The General Anti-Fraud Tax Directorate (ANAF) of Romania, which is part of the 27 countries of the European Union, has ordered the review of the data of cryptocurrency users and bitcoin miners who do not report their earnings, nor pay taxes.
The tax inspectors of the Romanian agency are reporting that cryptocurrency users living in the country have not declared almost 50 million euros (USD 52 million) of the profits obtained, during the period from 2016 to 2021. This, as a result of its operations on various decentralized platforms and exchanges such as Binance, KuCoin, Maiar, BitMart, FTX and others.
In a release issued recently, the ANAF reports that its prosecutors have begun verifying the income derived by local cryptocurrency traders. Until now They have examined 63 investors of bitcoin and other cryptoactives, who did not notify the agency of the profits obtained after operating with 131 million euros.
Therefore, additional taxes were established for a total amount of 2 million euros for those who did not correctly report their earnings, the agency details in its official Web site.
In this sense, tax fraud inspectors will continue to verify income from specific activities, such as bitcoin mining, cryptocurrency trading, as well as buying and selling non-fungible tokens (NFTs). The idea is to guarantee greater tax collection, as reported in its statement.
The ANAF anti-fraud department has recommended to all Romanians who are used to carrying out or planning operations with cryptocurrencies, to make sure to report their income to cover their tax obligations with the State.
The Central Bank of Europe will warn countries to make isolated decisions
Currently, the cryptocurrency industry is regulated in Europe by the measures and laws established by each of the 27 countries that make up the European Union.
However, this ecosystem will have to adapt to profound changes, because the expected Regulation on Cryptoactive Markets, better known as MiCA Law, was agreed under a “provisional political” agreement last week.
The rules are expected to take effect in 2024, including the new transfer of funds regulation, or TFR. Is requires exchanges and other cryptocurrency service providers to provide identifying information of users, on all their digital asset transactions, even when using self-custodial digital wallets.
Faced with the decisions that the eurozone countries may take, in isolation, there is the possibility that the Central Bank of Europe send a stern warning on the dangers that national regulators may preempt the MiCA.
As planned, so far, the regulation for Europe’s cryptocurrency market will become law in 2023, with its full implementation planned over the next 18 months.

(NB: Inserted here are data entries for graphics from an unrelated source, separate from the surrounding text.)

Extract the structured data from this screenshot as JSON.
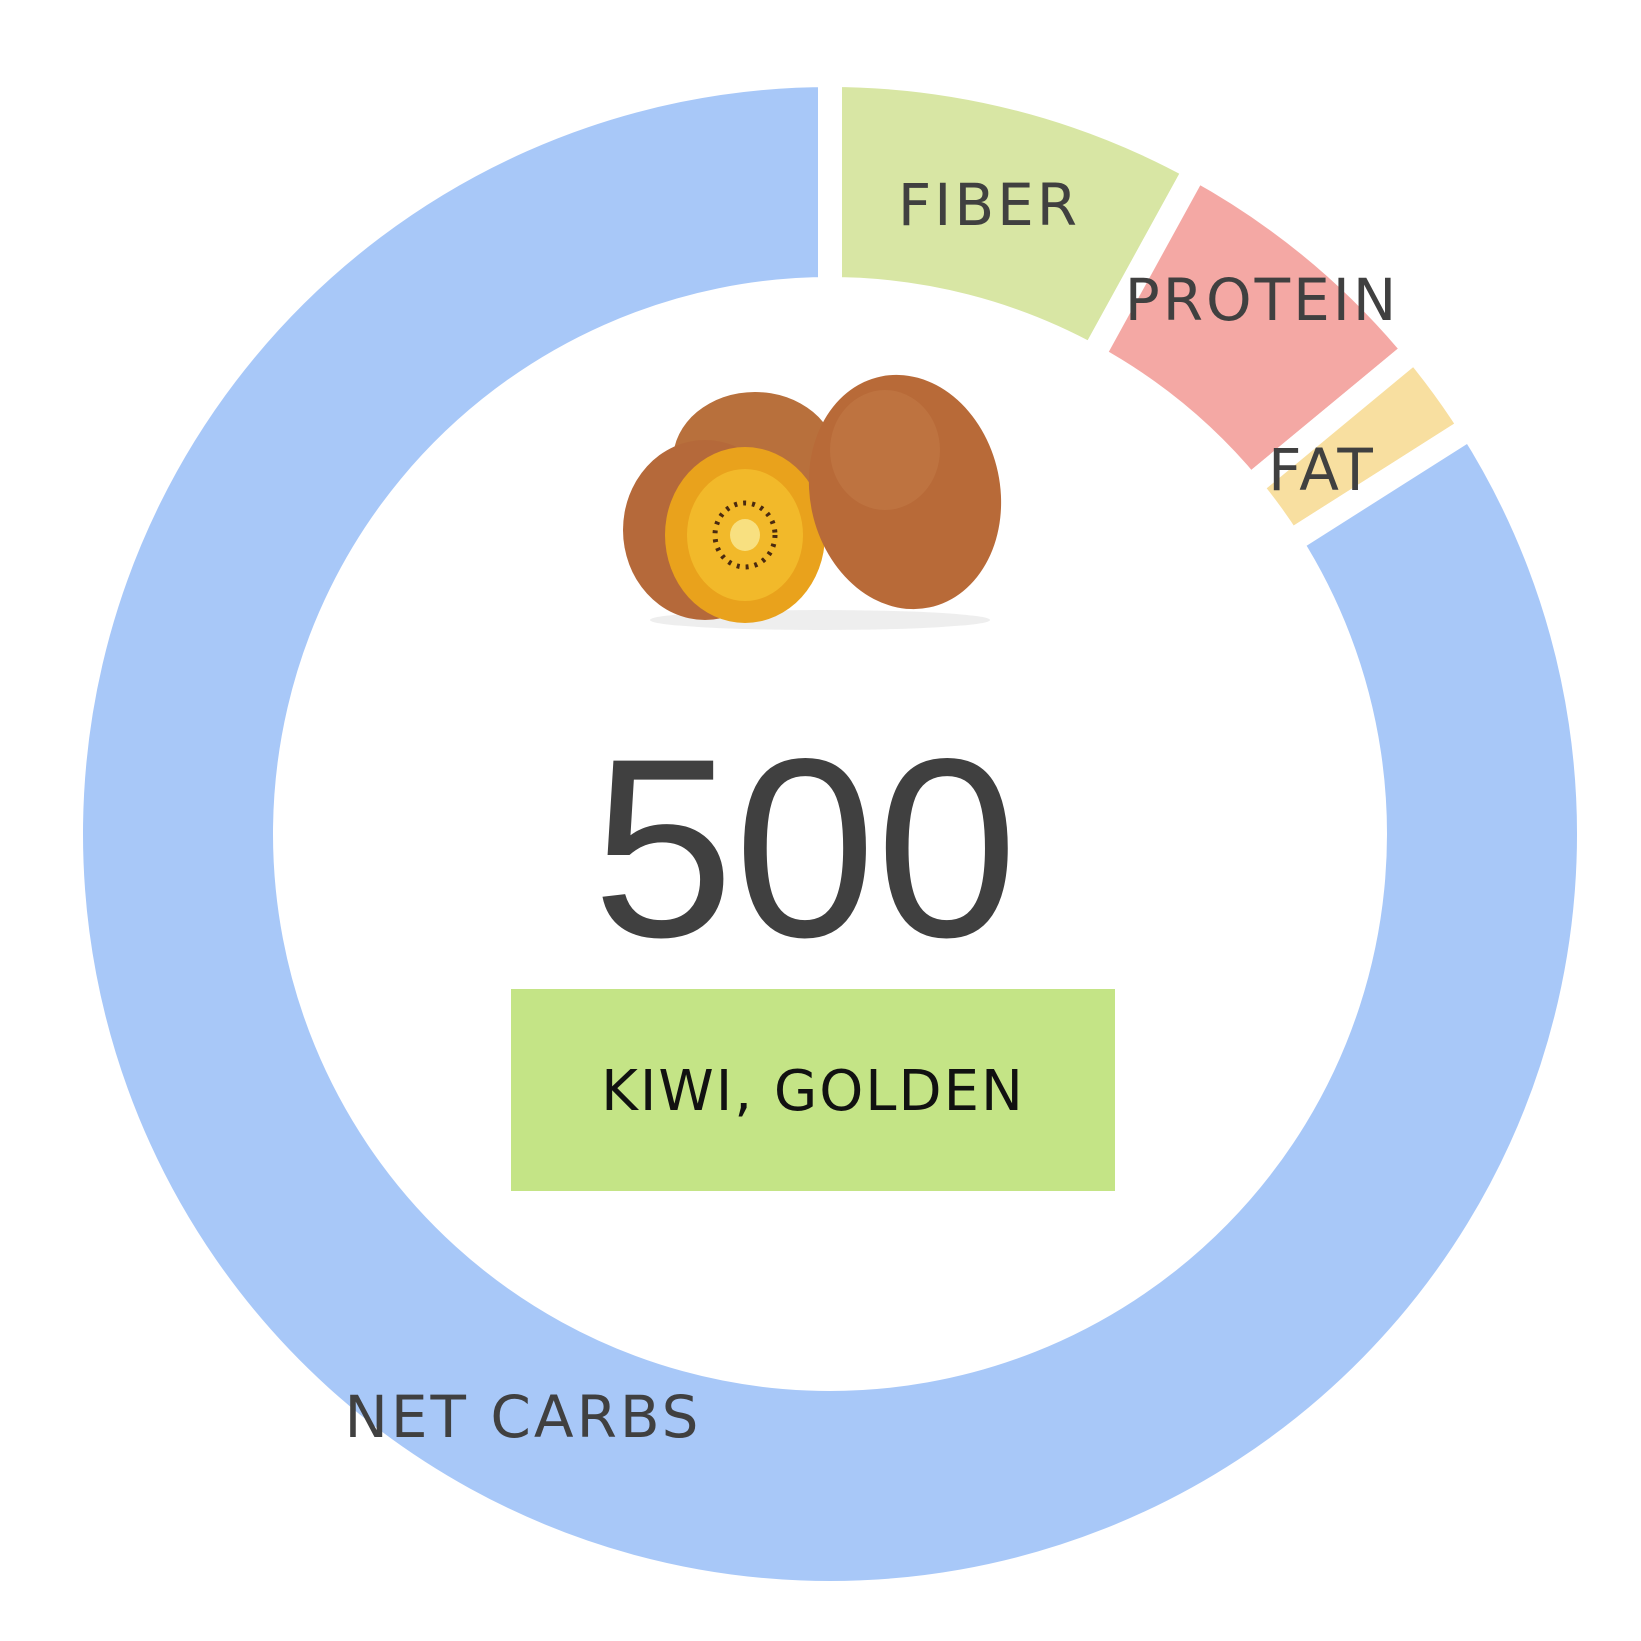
{
  "chart_data": {
    "type": "pie",
    "subtype": "donut",
    "categories": [
      "FIBER",
      "PROTEIN",
      "FAT",
      "NET CARBS"
    ],
    "values_percent": [
      8,
      6,
      2,
      84
    ],
    "colors": [
      "#d8e6a4",
      "#f4a8a4",
      "#f8dfa0",
      "#a8c8f8"
    ],
    "center_value": "500",
    "center_label": "KIWI, GOLDEN",
    "center_label_color": "#c4e486",
    "center_image": "golden-kiwi-photo"
  }
}
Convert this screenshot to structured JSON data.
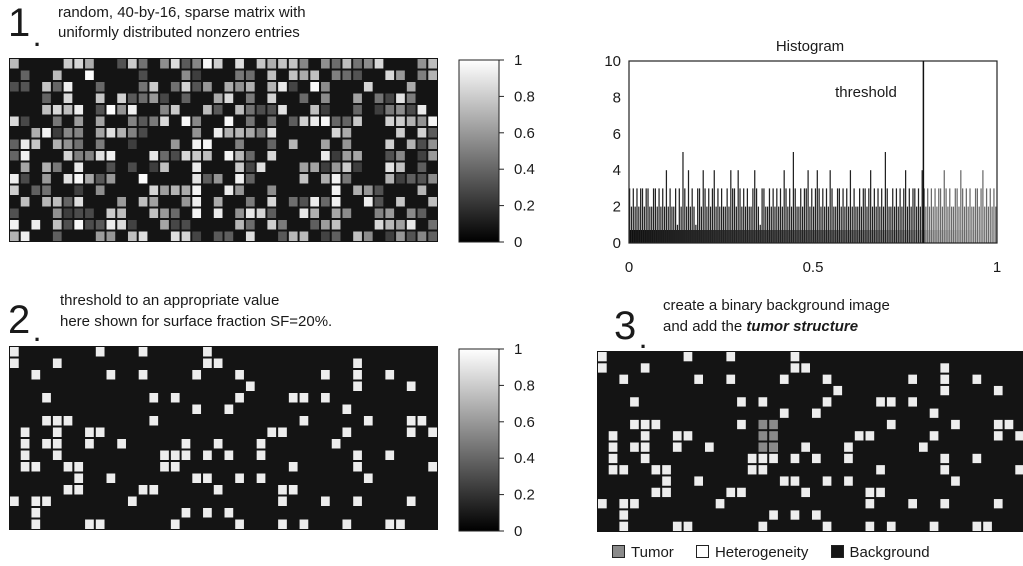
{
  "panel1": {
    "number": "1",
    "caption_line1": "random, 40-by-16, sparse matrix with",
    "caption_line2": "uniformly distributed nonzero entries",
    "colorbar_ticks": [
      "1",
      "0.8",
      "0.6",
      "0.4",
      "0.2",
      "0"
    ]
  },
  "panel2": {
    "number": "2",
    "caption_line1": "threshold to an appropriate value",
    "caption_line2": "here shown for surface fraction SF=20%.",
    "colorbar_ticks": [
      "1",
      "0.8",
      "0.6",
      "0.4",
      "0.2",
      "0"
    ]
  },
  "panel3": {
    "number": "3",
    "caption_line1": "create a binary background image",
    "caption_line2_prefix": "and add the ",
    "caption_line2_emph": "tumor structure",
    "legend": [
      {
        "label": "Tumor",
        "color": "#8a8a8a"
      },
      {
        "label": "Heterogeneity",
        "color": "#ffffff"
      },
      {
        "label": "Background",
        "color": "#151515"
      }
    ]
  },
  "chart_data": {
    "type": "bar",
    "title": "Histogram",
    "xlabel": "",
    "ylabel": "",
    "xlim": [
      0,
      1
    ],
    "ylim": [
      0,
      10
    ],
    "xticks": [
      "0",
      "0.5",
      "1"
    ],
    "yticks": [
      "0",
      "2",
      "4",
      "6",
      "8",
      "10"
    ],
    "annotation": "threshold",
    "threshold_x": 0.8,
    "bin_width": 0.005,
    "values": [
      3,
      2,
      3,
      2,
      3,
      2,
      3,
      3,
      2,
      3,
      3,
      2,
      2,
      3,
      3,
      2,
      3,
      2,
      3,
      2,
      4,
      2,
      3,
      2,
      2,
      3,
      1,
      3,
      2,
      5,
      3,
      2,
      4,
      2,
      3,
      2,
      1,
      3,
      3,
      2,
      4,
      3,
      2,
      3,
      2,
      3,
      4,
      2,
      3,
      2,
      3,
      2,
      2,
      3,
      2,
      4,
      3,
      3,
      2,
      4,
      3,
      2,
      3,
      2,
      3,
      2,
      2,
      3,
      4,
      3,
      2,
      1,
      3,
      3,
      2,
      2,
      3,
      2,
      3,
      2,
      3,
      2,
      3,
      2,
      4,
      3,
      2,
      3,
      2,
      5,
      3,
      2,
      2,
      3,
      2,
      3,
      3,
      4,
      2,
      3,
      2,
      3,
      4,
      3,
      2,
      3,
      2,
      3,
      2,
      4,
      3,
      2,
      2,
      3,
      3,
      2,
      3,
      2,
      3,
      2,
      4,
      2,
      3,
      2,
      2,
      3,
      2,
      3,
      3,
      2,
      3,
      4,
      2,
      3,
      2,
      3,
      2,
      3,
      2,
      5,
      3,
      2,
      2,
      3,
      2,
      3,
      2,
      3,
      2,
      3,
      4,
      2,
      3,
      2,
      3,
      3,
      2,
      3,
      2,
      4,
      3,
      2,
      3,
      2,
      3,
      2,
      3,
      2,
      3,
      3,
      2,
      4,
      3,
      2,
      3,
      2,
      2,
      3,
      3,
      2,
      4,
      3,
      2,
      3,
      2,
      3,
      2,
      2,
      3,
      3,
      2,
      3,
      4,
      2,
      3,
      2,
      3,
      2,
      3,
      2
    ]
  }
}
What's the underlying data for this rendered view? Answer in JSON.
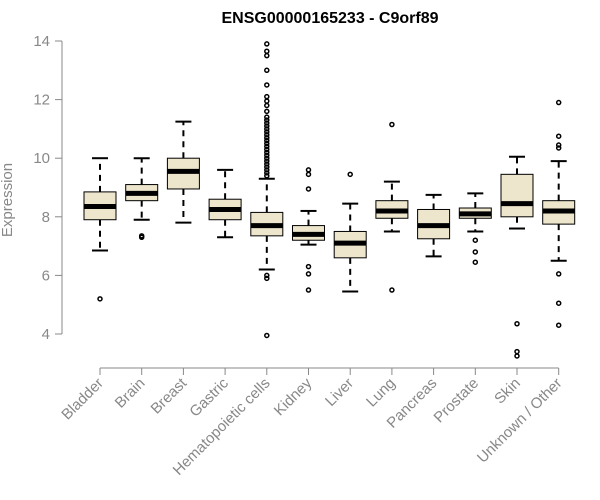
{
  "chart_data": {
    "type": "box",
    "title": "ENSG00000165233 - C9orf89",
    "xlabel": "",
    "ylabel": "Expression",
    "ylim": [
      3,
      14.2
    ],
    "yticks": [
      4,
      6,
      8,
      10,
      12,
      14
    ],
    "grid": false,
    "categories": [
      "Bladder",
      "Brain",
      "Breast",
      "Gastric",
      "Hematopoietic cells",
      "Kidney",
      "Liver",
      "Lung",
      "Pancreas",
      "Prostate",
      "Skin",
      "Unknown / Other"
    ],
    "boxes": [
      {
        "category": "Bladder",
        "whisker_low": 6.85,
        "q1": 7.9,
        "median": 8.35,
        "q3": 8.85,
        "whisker_high": 10.0,
        "outliers": [
          5.2
        ]
      },
      {
        "category": "Brain",
        "whisker_low": 7.9,
        "q1": 8.55,
        "median": 8.8,
        "q3": 9.1,
        "whisker_high": 10.0,
        "outliers": [
          7.3,
          7.35
        ]
      },
      {
        "category": "Breast",
        "whisker_low": 7.8,
        "q1": 8.95,
        "median": 9.55,
        "q3": 10.0,
        "whisker_high": 11.25,
        "outliers": []
      },
      {
        "category": "Gastric",
        "whisker_low": 7.3,
        "q1": 7.9,
        "median": 8.25,
        "q3": 8.6,
        "whisker_high": 9.6,
        "outliers": []
      },
      {
        "category": "Hematopoietic cells",
        "whisker_low": 6.2,
        "q1": 7.35,
        "median": 7.7,
        "q3": 8.15,
        "whisker_high": 9.3,
        "outliers": [
          3.95,
          5.9,
          6.0,
          9.4,
          9.5,
          9.6,
          9.7,
          9.8,
          9.9,
          10.0,
          10.1,
          10.2,
          10.3,
          10.4,
          10.5,
          10.6,
          10.7,
          10.8,
          10.9,
          11.0,
          11.1,
          11.2,
          11.3,
          11.4,
          11.6,
          11.8,
          11.95,
          12.1,
          12.5,
          13.0,
          13.5,
          13.65,
          13.9
        ]
      },
      {
        "category": "Kidney",
        "whisker_low": 7.05,
        "q1": 7.2,
        "median": 7.4,
        "q3": 7.7,
        "whisker_high": 8.2,
        "outliers": [
          5.5,
          6.05,
          6.3,
          8.95,
          9.45,
          9.6
        ]
      },
      {
        "category": "Liver",
        "whisker_low": 5.45,
        "q1": 6.6,
        "median": 7.1,
        "q3": 7.5,
        "whisker_high": 8.45,
        "outliers": [
          9.45
        ]
      },
      {
        "category": "Lung",
        "whisker_low": 7.5,
        "q1": 7.95,
        "median": 8.2,
        "q3": 8.55,
        "whisker_high": 9.2,
        "outliers": [
          5.5,
          11.15
        ]
      },
      {
        "category": "Pancreas",
        "whisker_low": 6.65,
        "q1": 7.25,
        "median": 7.7,
        "q3": 8.25,
        "whisker_high": 8.75,
        "outliers": []
      },
      {
        "category": "Prostate",
        "whisker_low": 7.5,
        "q1": 7.95,
        "median": 8.1,
        "q3": 8.3,
        "whisker_high": 8.8,
        "outliers": [
          6.45,
          6.8,
          7.2
        ]
      },
      {
        "category": "Skin",
        "whisker_low": 7.6,
        "q1": 8.0,
        "median": 8.45,
        "q3": 9.45,
        "whisker_high": 10.05,
        "outliers": [
          3.25,
          3.4,
          4.35
        ]
      },
      {
        "category": "Unknown / Other",
        "whisker_low": 6.5,
        "q1": 7.75,
        "median": 8.2,
        "q3": 8.55,
        "whisker_high": 9.9,
        "outliers": [
          4.3,
          5.05,
          6.05,
          10.35,
          10.45,
          10.75,
          11.9
        ]
      }
    ],
    "colors": {
      "box_fill": "#ede6cc",
      "box_stroke": "#000000",
      "axis": "#888888",
      "label": "#888888"
    }
  }
}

Ernest Urtasun, an MEP and TFR rapporteur who was present at the recent debate in Parliament, said that the regulation of transfers with cryptocurrencies and the MiCA Law, have intertwined processes.
He added that “the European Union is trying to implement its cryptocurrency rulings in one go,” meaning that certain definitions used in the TFR are not applicable until the MiCA comes into force, as reported by Bloomberg.